Потому-то поменялись пары на чердаке: пробудившись на рассвете, Грефлингер, с вечера расположившийся с изящной красоткой, обнаружил себя с костлявой дылдой, нареченной Мартой. Нареченная же Эльзабой сдобная пышка, что легла поначалу к тихоне Шефлеру, оказалась в объятиях Биркена, в то время как красотка Мария, доставшаяся сперва Грефлингеру, лежала теперь точно цепями прикованная к Шефлеру. Перебудив друг друга и узрев (при свете луны) перемены, они было хотели вернуться к своим началам, да не знали толком, как звать тех, с кем повалились вчера на сено. И хотя после еще одной перемены каждому и каждой показалось, что теперь они легли правильно, действие луны все же продолжало сказываться. Будто следуя зову ветреной Флоры, настроившей некогда его лиру, но давно уже принадлежавшей другому, Грефлингер, весь, даже на спине обросший черными волосами, перелез к пышной Эльзабе, красотка Мария приникла к свежим ангельским устам Биркена, коему любая из них – что дылда, что пышка, что красотка – мерещилась нимфою; а длинноногая Марта притиснула к себе Шефлера, чтобы вслед за полногрудой и ладненькой исполнить предуказанное ему накануне тельгтской пиетой. И раз за разом душа тощего студента извергалась огненной лавой.

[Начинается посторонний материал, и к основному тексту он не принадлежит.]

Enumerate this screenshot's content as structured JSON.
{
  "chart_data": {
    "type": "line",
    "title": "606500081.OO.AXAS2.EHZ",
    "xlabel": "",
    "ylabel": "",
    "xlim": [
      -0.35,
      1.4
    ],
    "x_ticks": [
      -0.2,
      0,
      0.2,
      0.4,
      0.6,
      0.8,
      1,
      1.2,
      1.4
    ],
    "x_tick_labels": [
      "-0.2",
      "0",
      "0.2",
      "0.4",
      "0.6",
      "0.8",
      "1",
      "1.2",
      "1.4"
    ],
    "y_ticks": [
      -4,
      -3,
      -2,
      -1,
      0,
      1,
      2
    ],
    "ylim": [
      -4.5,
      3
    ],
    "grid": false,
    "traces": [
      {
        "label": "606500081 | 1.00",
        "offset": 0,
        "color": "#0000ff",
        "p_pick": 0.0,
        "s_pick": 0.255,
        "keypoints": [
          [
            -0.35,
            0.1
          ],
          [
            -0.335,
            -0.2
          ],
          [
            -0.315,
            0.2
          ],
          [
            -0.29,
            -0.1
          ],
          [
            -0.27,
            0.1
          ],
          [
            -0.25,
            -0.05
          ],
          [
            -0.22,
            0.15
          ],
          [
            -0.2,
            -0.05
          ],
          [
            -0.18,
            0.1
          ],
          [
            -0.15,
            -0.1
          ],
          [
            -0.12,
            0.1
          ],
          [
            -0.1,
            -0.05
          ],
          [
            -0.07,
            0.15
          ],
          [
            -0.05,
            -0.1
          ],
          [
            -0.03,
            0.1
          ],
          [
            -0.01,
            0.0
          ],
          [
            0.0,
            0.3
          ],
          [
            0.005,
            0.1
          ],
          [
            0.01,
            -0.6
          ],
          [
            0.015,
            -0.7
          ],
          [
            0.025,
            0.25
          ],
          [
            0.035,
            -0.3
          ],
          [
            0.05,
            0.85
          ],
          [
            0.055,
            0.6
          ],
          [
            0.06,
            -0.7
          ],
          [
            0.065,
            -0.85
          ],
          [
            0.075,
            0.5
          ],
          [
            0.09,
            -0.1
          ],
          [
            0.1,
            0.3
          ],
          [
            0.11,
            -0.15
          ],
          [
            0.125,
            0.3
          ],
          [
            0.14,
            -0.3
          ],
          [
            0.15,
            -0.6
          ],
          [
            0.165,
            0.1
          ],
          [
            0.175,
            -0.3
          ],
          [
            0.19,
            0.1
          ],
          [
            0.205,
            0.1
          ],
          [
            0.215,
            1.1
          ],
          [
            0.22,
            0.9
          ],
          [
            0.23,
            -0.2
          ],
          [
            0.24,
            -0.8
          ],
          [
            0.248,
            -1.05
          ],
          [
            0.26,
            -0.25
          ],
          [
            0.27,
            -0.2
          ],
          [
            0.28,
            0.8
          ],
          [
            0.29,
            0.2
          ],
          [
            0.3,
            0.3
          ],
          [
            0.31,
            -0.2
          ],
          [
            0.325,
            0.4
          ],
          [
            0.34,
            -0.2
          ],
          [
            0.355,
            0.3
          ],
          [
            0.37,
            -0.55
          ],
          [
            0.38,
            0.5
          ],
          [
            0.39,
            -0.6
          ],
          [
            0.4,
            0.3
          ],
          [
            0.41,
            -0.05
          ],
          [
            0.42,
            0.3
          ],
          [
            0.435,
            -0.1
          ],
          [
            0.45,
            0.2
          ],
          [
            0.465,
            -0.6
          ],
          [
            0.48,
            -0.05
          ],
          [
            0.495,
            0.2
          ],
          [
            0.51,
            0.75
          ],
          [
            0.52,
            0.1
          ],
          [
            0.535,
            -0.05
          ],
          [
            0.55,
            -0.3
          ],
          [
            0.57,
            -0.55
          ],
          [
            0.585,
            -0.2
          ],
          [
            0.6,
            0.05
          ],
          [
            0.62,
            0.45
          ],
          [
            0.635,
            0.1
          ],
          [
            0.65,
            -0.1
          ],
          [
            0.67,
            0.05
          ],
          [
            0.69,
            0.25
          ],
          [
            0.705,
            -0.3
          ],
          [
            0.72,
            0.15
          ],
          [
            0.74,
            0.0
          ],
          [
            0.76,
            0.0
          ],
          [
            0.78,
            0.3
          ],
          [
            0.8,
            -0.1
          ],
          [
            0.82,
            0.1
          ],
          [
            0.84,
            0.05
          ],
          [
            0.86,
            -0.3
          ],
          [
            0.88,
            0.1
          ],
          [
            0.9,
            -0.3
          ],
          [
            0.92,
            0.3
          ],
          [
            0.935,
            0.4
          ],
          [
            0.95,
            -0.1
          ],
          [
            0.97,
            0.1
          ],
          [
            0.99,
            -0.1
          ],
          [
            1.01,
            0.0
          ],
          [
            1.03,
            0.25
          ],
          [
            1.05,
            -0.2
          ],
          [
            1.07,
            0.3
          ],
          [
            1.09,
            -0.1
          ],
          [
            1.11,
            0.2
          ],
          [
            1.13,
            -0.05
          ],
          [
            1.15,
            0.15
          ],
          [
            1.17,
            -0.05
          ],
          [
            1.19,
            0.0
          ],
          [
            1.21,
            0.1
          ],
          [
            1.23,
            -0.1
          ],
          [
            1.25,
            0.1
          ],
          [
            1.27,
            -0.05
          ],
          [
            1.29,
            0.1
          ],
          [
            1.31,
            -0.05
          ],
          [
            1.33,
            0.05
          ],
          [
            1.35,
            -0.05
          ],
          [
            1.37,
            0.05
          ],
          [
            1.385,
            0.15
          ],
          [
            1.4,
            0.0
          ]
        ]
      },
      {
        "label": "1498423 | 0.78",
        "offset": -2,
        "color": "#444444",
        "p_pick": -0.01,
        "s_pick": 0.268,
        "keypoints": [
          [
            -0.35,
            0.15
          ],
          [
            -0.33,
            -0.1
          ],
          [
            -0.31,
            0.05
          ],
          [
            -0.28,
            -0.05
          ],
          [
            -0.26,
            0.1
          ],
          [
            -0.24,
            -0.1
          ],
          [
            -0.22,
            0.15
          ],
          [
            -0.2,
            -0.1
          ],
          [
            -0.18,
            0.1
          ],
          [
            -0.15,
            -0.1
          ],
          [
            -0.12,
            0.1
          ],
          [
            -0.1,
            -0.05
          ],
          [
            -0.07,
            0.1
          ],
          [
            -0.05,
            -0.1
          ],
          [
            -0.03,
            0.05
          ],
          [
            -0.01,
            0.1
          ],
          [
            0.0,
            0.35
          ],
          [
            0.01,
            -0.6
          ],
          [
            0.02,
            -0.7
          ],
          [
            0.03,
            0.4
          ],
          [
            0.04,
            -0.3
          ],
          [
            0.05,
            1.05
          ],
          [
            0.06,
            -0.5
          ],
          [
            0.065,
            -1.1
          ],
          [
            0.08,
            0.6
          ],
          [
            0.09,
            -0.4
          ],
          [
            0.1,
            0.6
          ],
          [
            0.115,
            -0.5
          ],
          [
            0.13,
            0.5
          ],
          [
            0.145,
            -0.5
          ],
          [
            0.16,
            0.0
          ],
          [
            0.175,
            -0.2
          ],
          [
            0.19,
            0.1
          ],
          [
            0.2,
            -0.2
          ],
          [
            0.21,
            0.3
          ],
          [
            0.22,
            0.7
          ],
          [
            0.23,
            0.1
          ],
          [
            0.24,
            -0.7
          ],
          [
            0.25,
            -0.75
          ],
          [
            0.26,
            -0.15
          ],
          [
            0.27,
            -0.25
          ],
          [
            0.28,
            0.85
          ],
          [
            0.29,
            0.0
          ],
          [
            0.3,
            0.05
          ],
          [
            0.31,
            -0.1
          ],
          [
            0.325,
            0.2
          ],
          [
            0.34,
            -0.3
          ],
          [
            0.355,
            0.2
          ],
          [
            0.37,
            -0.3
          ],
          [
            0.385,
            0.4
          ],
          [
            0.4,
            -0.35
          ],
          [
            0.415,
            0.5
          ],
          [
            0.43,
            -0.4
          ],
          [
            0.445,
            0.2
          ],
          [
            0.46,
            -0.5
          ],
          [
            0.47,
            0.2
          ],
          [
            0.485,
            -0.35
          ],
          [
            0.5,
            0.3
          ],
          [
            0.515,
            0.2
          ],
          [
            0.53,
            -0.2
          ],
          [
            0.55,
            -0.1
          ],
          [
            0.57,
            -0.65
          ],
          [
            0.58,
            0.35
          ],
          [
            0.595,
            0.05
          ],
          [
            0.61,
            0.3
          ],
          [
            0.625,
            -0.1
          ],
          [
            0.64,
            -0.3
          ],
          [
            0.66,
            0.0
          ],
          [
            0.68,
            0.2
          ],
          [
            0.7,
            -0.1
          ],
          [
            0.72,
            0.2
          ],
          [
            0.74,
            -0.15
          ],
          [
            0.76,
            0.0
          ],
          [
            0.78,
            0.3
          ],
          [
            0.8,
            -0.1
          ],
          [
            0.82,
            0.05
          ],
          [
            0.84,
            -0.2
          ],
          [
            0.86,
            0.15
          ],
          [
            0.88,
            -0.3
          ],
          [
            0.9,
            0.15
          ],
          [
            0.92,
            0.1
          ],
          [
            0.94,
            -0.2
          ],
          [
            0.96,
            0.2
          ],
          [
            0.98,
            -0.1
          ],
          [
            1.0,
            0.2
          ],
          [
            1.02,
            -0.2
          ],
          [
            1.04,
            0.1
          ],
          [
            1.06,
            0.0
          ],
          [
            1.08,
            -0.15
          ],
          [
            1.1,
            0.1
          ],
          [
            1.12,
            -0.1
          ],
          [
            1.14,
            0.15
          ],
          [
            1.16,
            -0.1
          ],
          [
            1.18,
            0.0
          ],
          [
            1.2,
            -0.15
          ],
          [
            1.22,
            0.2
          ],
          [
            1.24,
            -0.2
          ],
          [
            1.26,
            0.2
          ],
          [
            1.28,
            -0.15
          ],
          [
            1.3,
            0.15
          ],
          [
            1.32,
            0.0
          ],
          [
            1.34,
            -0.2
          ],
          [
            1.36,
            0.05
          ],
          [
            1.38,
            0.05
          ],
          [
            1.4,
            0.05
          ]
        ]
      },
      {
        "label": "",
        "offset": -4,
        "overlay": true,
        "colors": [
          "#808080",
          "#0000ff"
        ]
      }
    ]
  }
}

Так и случилось, что все шестеро в третий раз принялись молотить солому на чердаке, после чего каждый перезнакомился с каждой; диво ли, что никто из них не услышал ничего из того, что происходило на той ранней заре.

Я-то знаю, что было. Пятеро всадников вывели из конюшни во двор своих оседланных лошадей. Среди них был и Гельнгаузен. Ни скрипа, ни звяка. Лошади вышагивали беззвучно – копыта были обмотаны тряпками. Уверенной рукой – ничто не брякнуло, дышло было заранее смазано – двое мушкетеров запрягли лошадей в экипаж, реквизированный имперцами в Эзеде. Третий нес мушкеты для себя и товарищей, которые засунул под брезент. Не было произнесено ни слова. Все действовали так, будто были вымуштрованы ране. Не подали голоса и дворняги.

Только хозяйка трактира шепталась с Гельнгаузеном – видно, давала ему наставления, потому как Штофель, уже верхом на коне, поминутно кивал ей в ответ, будто расставляя точки в потоке ее речи. Либушка (которую прежде звали Кураж), словно в точности следуя предписанной роли, стояла, закутавшись в попону, рядом с бывшим егерем из Зоста, на котором снова (все еще) была зеленая безрукавка с золотыми пуговицами и шляпа с перьями.

Один лишь Пауль Гергардт проснулся в своей келье, когда запрягли коней в крытую повозку и имперские всадники двинулись со двора. Он еще увидел, как повернулся в седле Гельнгаузен и помахал, осклабясь, обнаженной шпагой хозяйке, а она не ответила, только неподвижно стояла посреди двора под своей попоной – продолжала стоять и тогда, когда экипаж и всадников сначала скрыли заросли ольхи, а потом поглотили Эмские ворота города.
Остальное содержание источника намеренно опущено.